2. Simply removing the almond skin, peel the nuts.
3. Place the peeled nuts into a food processor and process it very-very well. Better if the nuts turn into wet dust.
4. When the nuts are done, pour over 400 ml of hot water, process in your processor again, then, drain the liquid into a sauce pot, squeeze the almond crumbs.
Bring the liquid to boil, add sugar and let it cool down.
Enjoy your freshly milked almond milk!
That’s actually awesome recipe.

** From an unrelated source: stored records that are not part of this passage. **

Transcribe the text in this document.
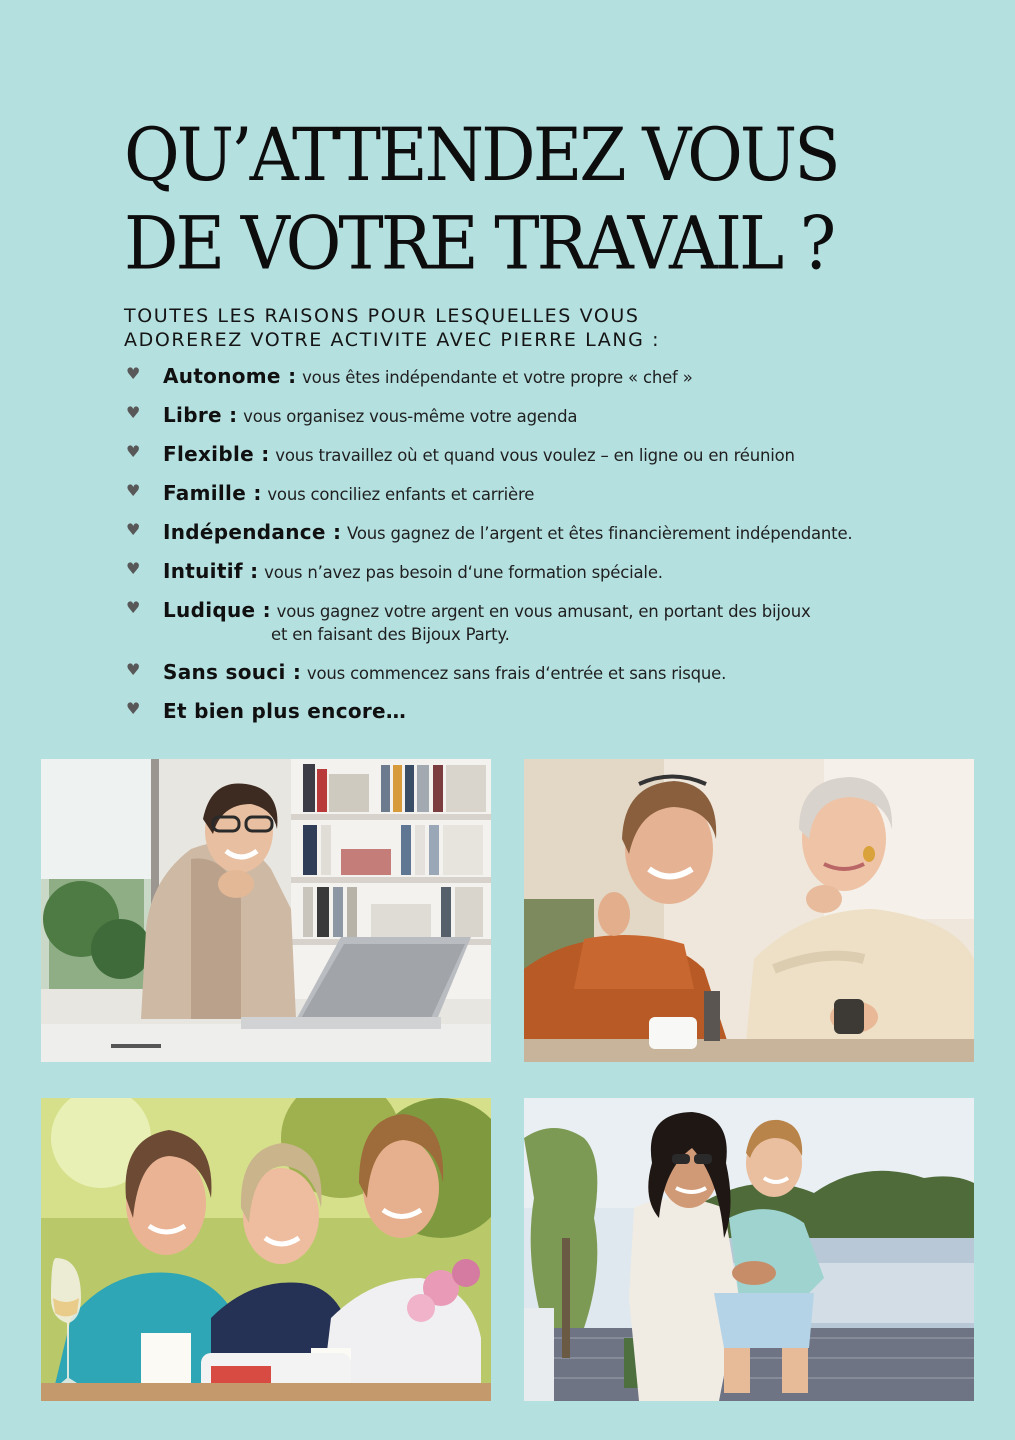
QU’ATTENDEZ VOUS
DE VOTRE TRAVAIL ?
TOUTES LES RAISONS POUR LESQUELLES VOUS
ADOREREZ VOTRE ACTIVITE AVEC PIERRE LANG :
♥ Autonome : vous êtes indépendante et votre propre « chef »
♥ Libre : vous organisez vous-même votre agenda
♥ Flexible : vous travaillez où et quand vous voulez – en ligne ou en réunion
♥ Famille : vous conciliez enfants et carrière
♥ Indépendance : Vous gagnez de l’argent et êtes financièrement indépendante.
♥ Intuitif : vous n’avez pas besoin d‘une formation spéciale.
♥ Ludique : vous gagnez votre argent en vous amusant, en portant des bijoux
et en faisant des Bijoux Party.
♥ Sans souci : vous commencez sans frais d‘entrée et sans risque.
♥ Et bien plus encore…
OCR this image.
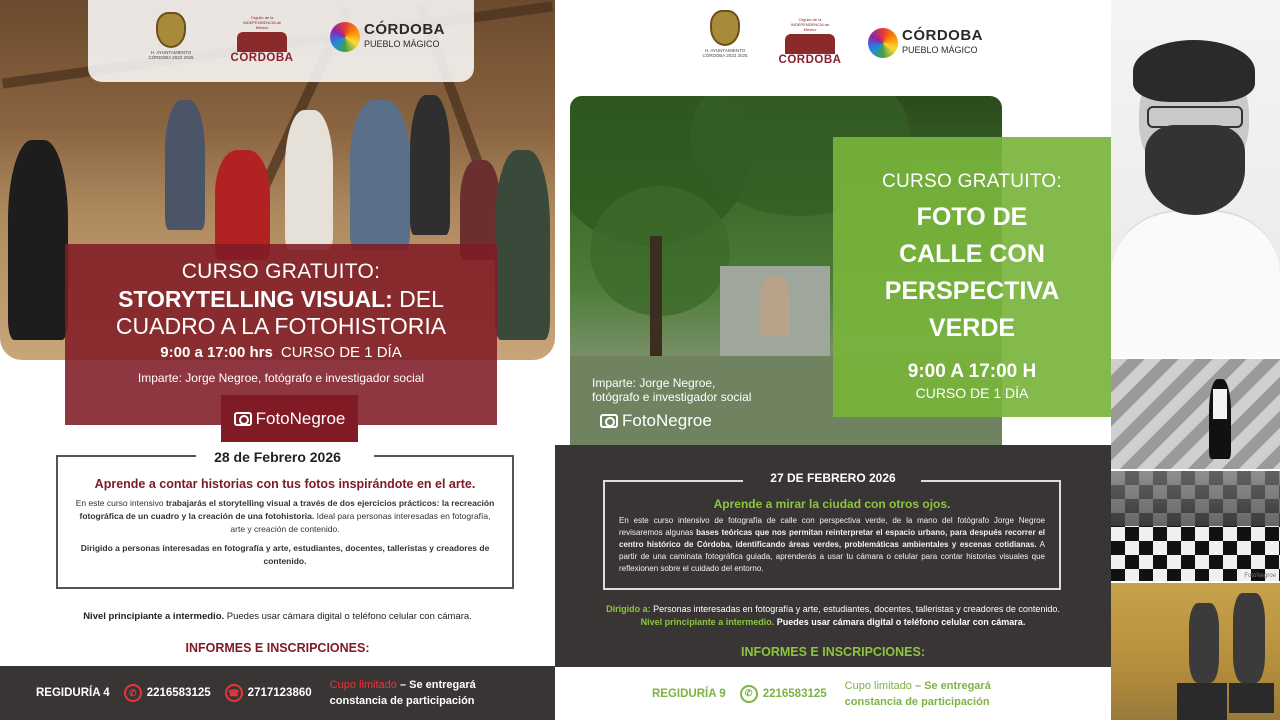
H. AYUNTAMIENTO CÓRDOBA 2022 2025
Orgullo de la INDEPENDENCIA de México
CÓRDOBA
CÓRDOBA
PUEBLO MÁGICO
CURSO GRATUITO:
STORYTELLING VISUAL: DEL
CUADRO A LA FOTOHISTORIA
9:00 a 17:00 hrs CURSO DE 1 DÍA
Imparte: Jorge Negroe, fotógrafo e investigador social
FotoNegroe
28 de Febrero 2026
Aprende a contar historias con tus fotos inspirándote en el arte.
En este curso intensivo trabajarás el storytelling visual a través de dos ejercicios prácticos: la recreación fotográfica de un cuadro y la creación de una fotohistoria. Ideal para personas interesadas en fotografía, arte y creación de contenido.
Dirigido a personas interesadas en fotografía y arte, estudiantes, docentes, talleristas y creadores de contenido.
Nivel principiante a intermedio. Puedes usar cámara digital o teléfono celular con cámara.
INFORMES E INSCRIPCIONES:
REGIDURÍA 4	✆ 2216583125	☎ 2717123860
Cupo limitado – Se entregará
constancia de participación
H. AYUNTAMIENTO CÓRDOBA 2022 2025
Orgullo de la INDEPENDENCIA de México
CÓRDOBA
CÓRDOBA
PUEBLO MÁGICO
CURSO GRATUITO:
FOTO DE
CALLE CON
PERSPECTIVA
VERDE
9:00 A 17:00 H
CURSO DE 1 DÍA
Imparte: Jorge Negroe,
fotógrafo e investigador social
FotoNegroe
27 DE FEBRERO 2026
Aprende a mirar la ciudad con otros ojos.
En este curso intensivo de fotografía de calle con perspectiva verde, de la mano del fotógrafo Jorge Negroe revisaremos algunas bases teóricas que nos permitan reinterpretar el espacio urbano, para después recorrer el centro histórico de Córdoba, identificando áreas verdes, problemáticas ambientales y escenas cotidianas. A partir de una caminata fotográfica guiada, aprenderás a usar tu cámara o celular para contar historias visuales que reflexionen sobre el cuidado del entorno.
Dirigido a: Personas interesadas en fotografía y arte, estudiantes, docentes, talleristas y creadores de contenido. Nivel principiante a intermedio. Puedes usar cámara digital o teléfono celular con cámara.
INFORMES E INSCRIPCIONES:
REGIDURÍA 9	✆ 2216583125
Cupo limitado – Se entregará
constancia de participación
FotoNegroe
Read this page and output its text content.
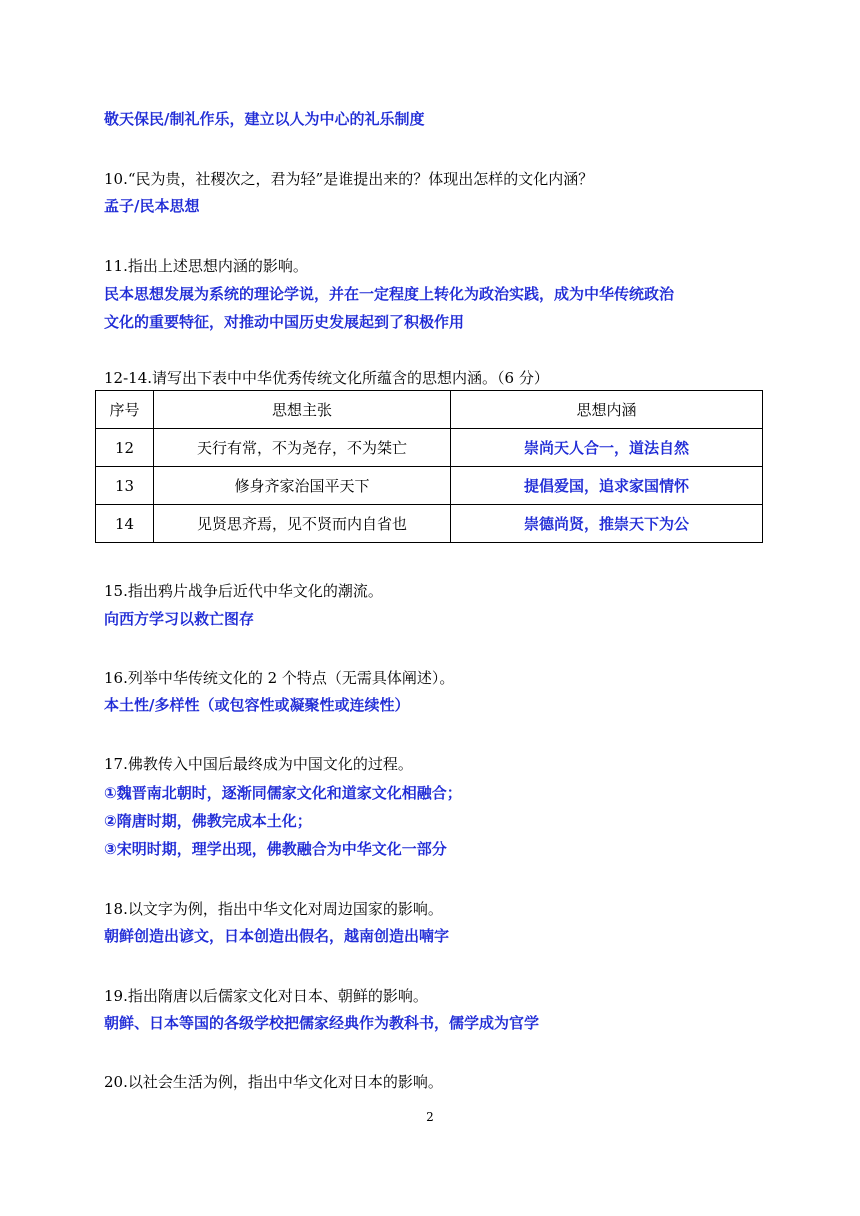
敬天保民/制礼作乐，建立以人为中心的礼乐制度
10.“民为贵，社稷次之，君为轻”是谁提出来的？体现出怎样的文化内涵？
孟子/民本思想
11.指出上述思想内涵的影响。
民本思想发展为系统的理论学说，并在一定程度上转化为政治实践，成为中华传统政治
文化的重要特征，对推动中国历史发展起到了积极作用
12-14.请写出下表中中华优秀传统文化所蕴含的思想内涵。（6 分）
序号	思想主张	思想内涵
12	天行有常，不为尧存，不为桀亡	崇尚天人合一，道法自然
13	修身齐家治国平天下	提倡爱国，追求家国情怀
14	见贤思齐焉，见不贤而内自省也	崇德尚贤，推崇天下为公
15.指出鸦片战争后近代中华文化的潮流。
向西方学习以救亡图存
16.列举中华传统文化的 2 个特点（无需具体阐述）。
本土性/多样性（或包容性或凝聚性或连续性）
17.佛教传入中国后最终成为中国文化的过程。
①魏晋南北朝时，逐渐同儒家文化和道家文化相融合；
②隋唐时期，佛教完成本土化；
③宋明时期，理学出现，佛教融合为中华文化一部分
18.以文字为例，指出中华文化对周边国家的影响。
朝鲜创造出谚文，日本创造出假名，越南创造出喃字
19.指出隋唐以后儒家文化对日本、朝鲜的影响。
朝鲜、日本等国的各级学校把儒家经典作为教科书，儒学成为官学
20.以社会生活为例，指出中华文化对日本的影响。
2
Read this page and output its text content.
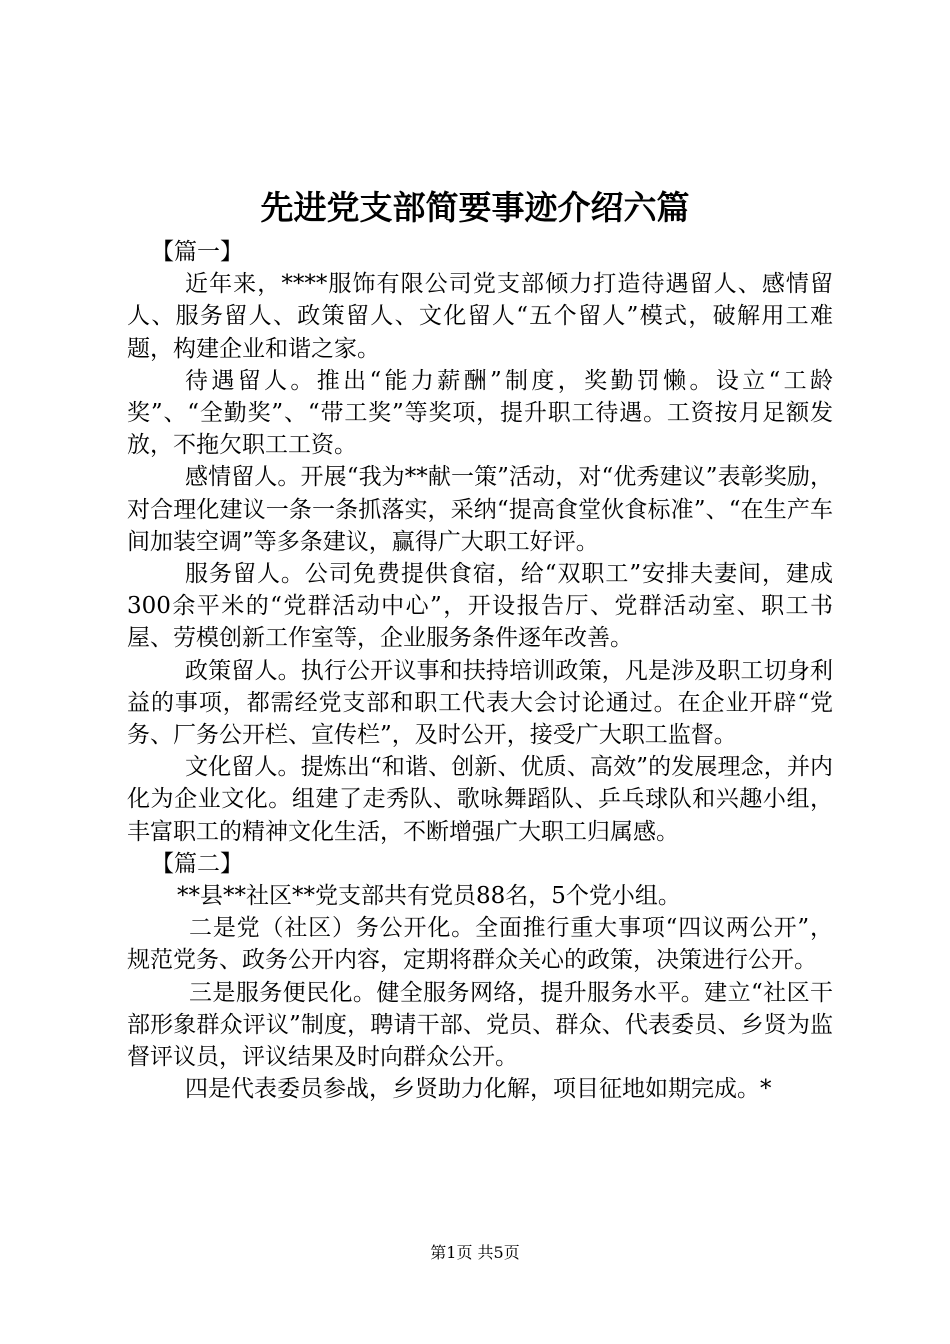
先进党支部简要事迹介绍六篇

【篇一】

近年来，****服饰有限公司党支部倾力打造待遇留人、感情留人、服务留人、政策留人、文化留人“五个留人”模式，破解用工难题，构建企业和谐之家。

待遇留人。推出“能力薪酬”制度，奖勤罚懒。设立“工龄奖”、“全勤奖”、“带工奖”等奖项，提升职工待遇。工资按月足额发放，不拖欠职工工资。

感情留人。开展“我为**献一策”活动，对“优秀建议”表彰奖励，对合理化建议一条一条抓落实，采纳“提高食堂伙食标准”、“在生产车间加装空调”等多条建议，赢得广大职工好评。

服务留人。公司免费提供食宿，给“双职工”安排夫妻间，建成300余平米的“党群活动中心”，开设报告厅、党群活动室、职工书屋、劳模创新工作室等，企业服务条件逐年改善。

政策留人。执行公开议事和扶持培训政策，凡是涉及职工切身利益的事项，都需经党支部和职工代表大会讨论通过。在企业开辟“党务、厂务公开栏、宣传栏”，及时公开，接受广大职工监督。

文化留人。提炼出“和谐、创新、优质、高效”的发展理念，并内化为企业文化。组建了走秀队、歌咏舞蹈队、乒乓球队和兴趣小组，丰富职工的精神文化生活，不断增强广大职工归属感。

【篇二】

**县**社区**党支部共有党员88名，5个党小组。

二是党（社区）务公开化。全面推行重大事项“四议两公开”，规范党务、政务公开内容，定期将群众关心的政策，决策进行公开。

三是服务便民化。健全服务网络，提升服务水平。建立“社区干部形象群众评议”制度，聘请干部、党员、群众、代表委员、乡贤为监督评议员，评议结果及时向群众公开。

四是代表委员参战，乡贤助力化解，项目征地如期完成。*

第1页 共5页
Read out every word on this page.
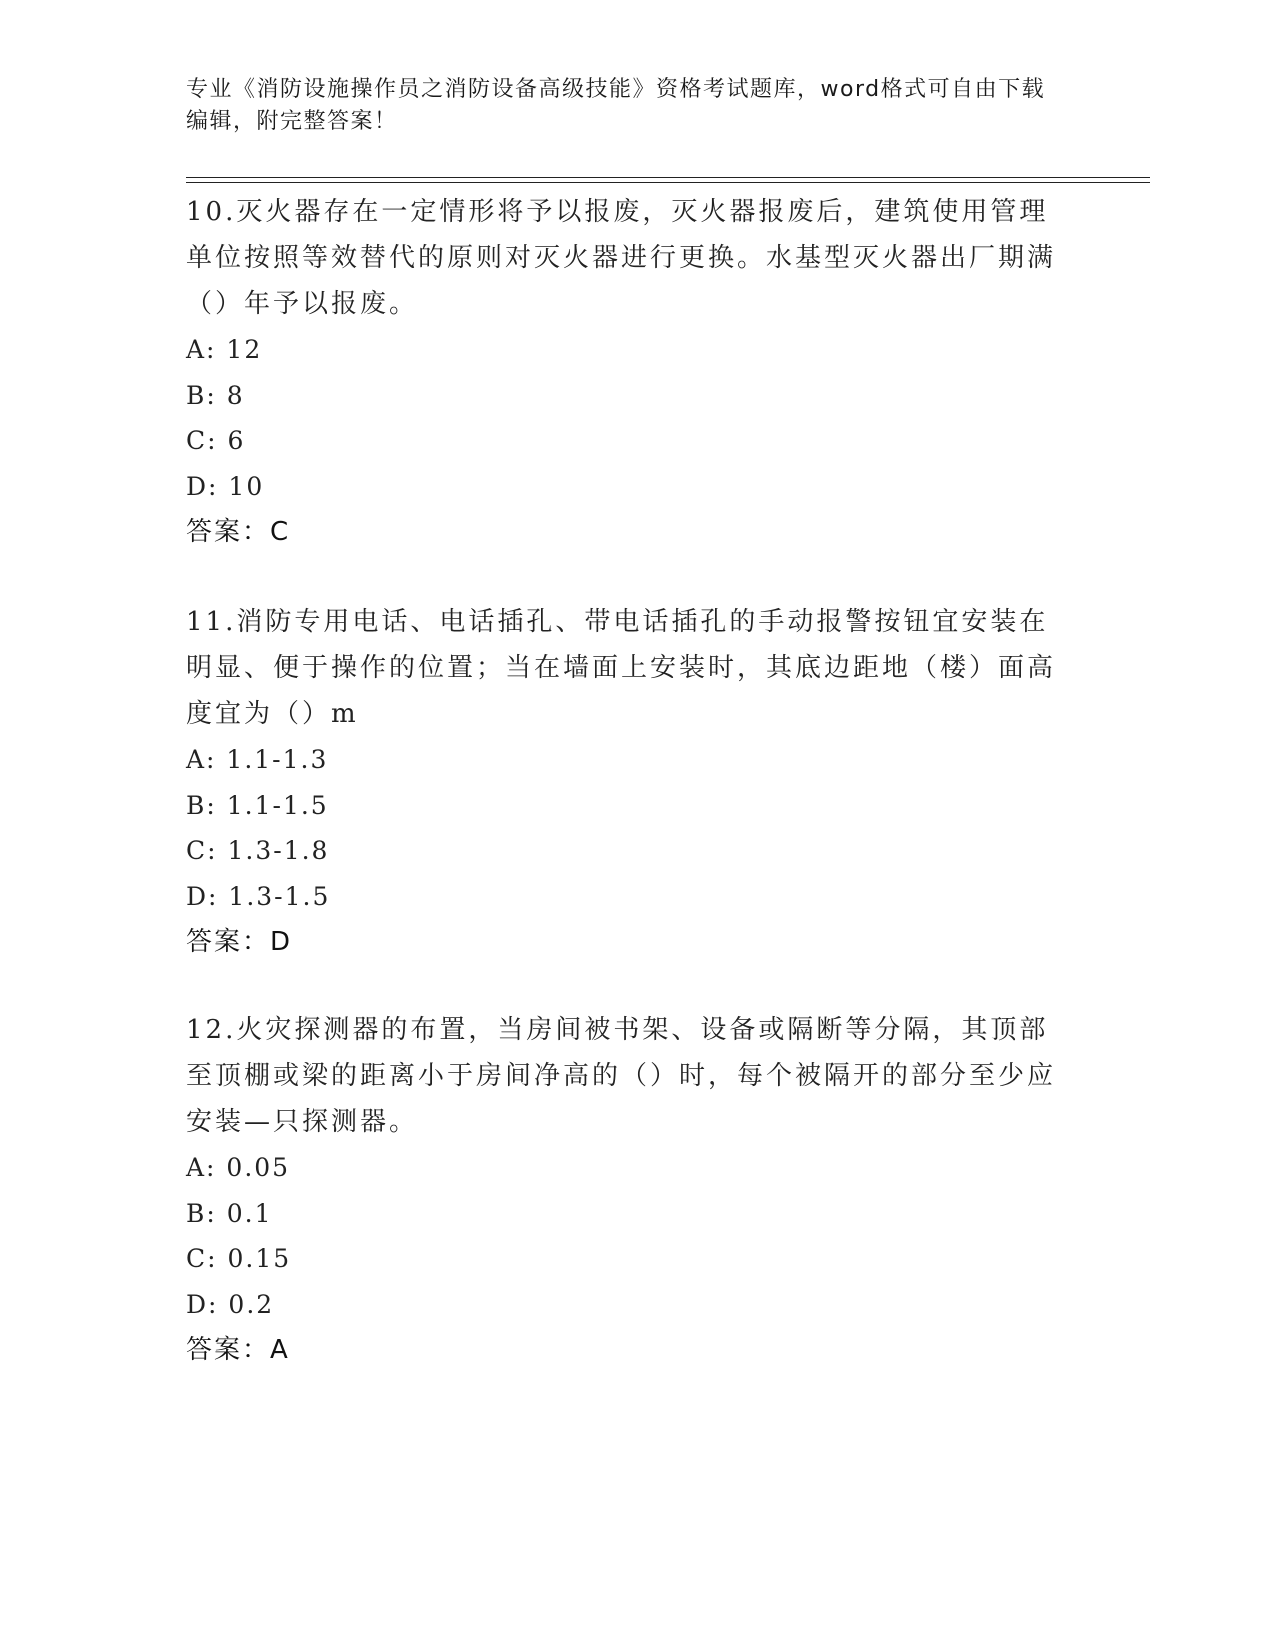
专业《消防设施操作员之消防设备高级技能》资格考试题库，word格式可自由下载编辑，附完整答案！

10.灭火器存在一定情形将予以报废，灭火器报废后，建筑使用管理单位按照等效替代的原则对灭火器进行更换。水基型灭火器出厂期满（）年予以报废。

A: 12

B: 8

C: 6

D: 10

答案：C

11.消防专用电话、电话插孔、带电话插孔的手动报警按钮宜安装在明显、便于操作的位置；当在墙面上安装时，其底边距地（楼）面高度宜为（）m

A: 1.1-1.3

B: 1.1-1.5

C: 1.3-1.8

D: 1.3-1.5

答案：D

12.火灾探测器的布置，当房间被书架、设备或隔断等分隔，其顶部至顶棚或梁的距离小于房间净高的（）时，每个被隔开的部分至少应安装—只探测器。

A: 0.05

B: 0.1

C: 0.15

D: 0.2

答案：A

Easy-peasy and totally satisfied those cooks who’s crazy (as me) to make or try to do everything from scratches.
When I did my first almond milk I was so happy to add one more recipe “from scratches” into my collection. Thus, I did:
- Tofu cheese and soy milk
- Cottage cheese and hard cheese
- Sour cream
- Flour -> bread -> and Kvass
- Almond milk!
And the adventure was amazing. I want to try to do something more! What’s your ideas? Or what unusual did you try to do?
P.S. It’s actually interesting, what if simply follow the tofu recipe but apply it to the almonds, is it possible to get kind of “almond tofu”?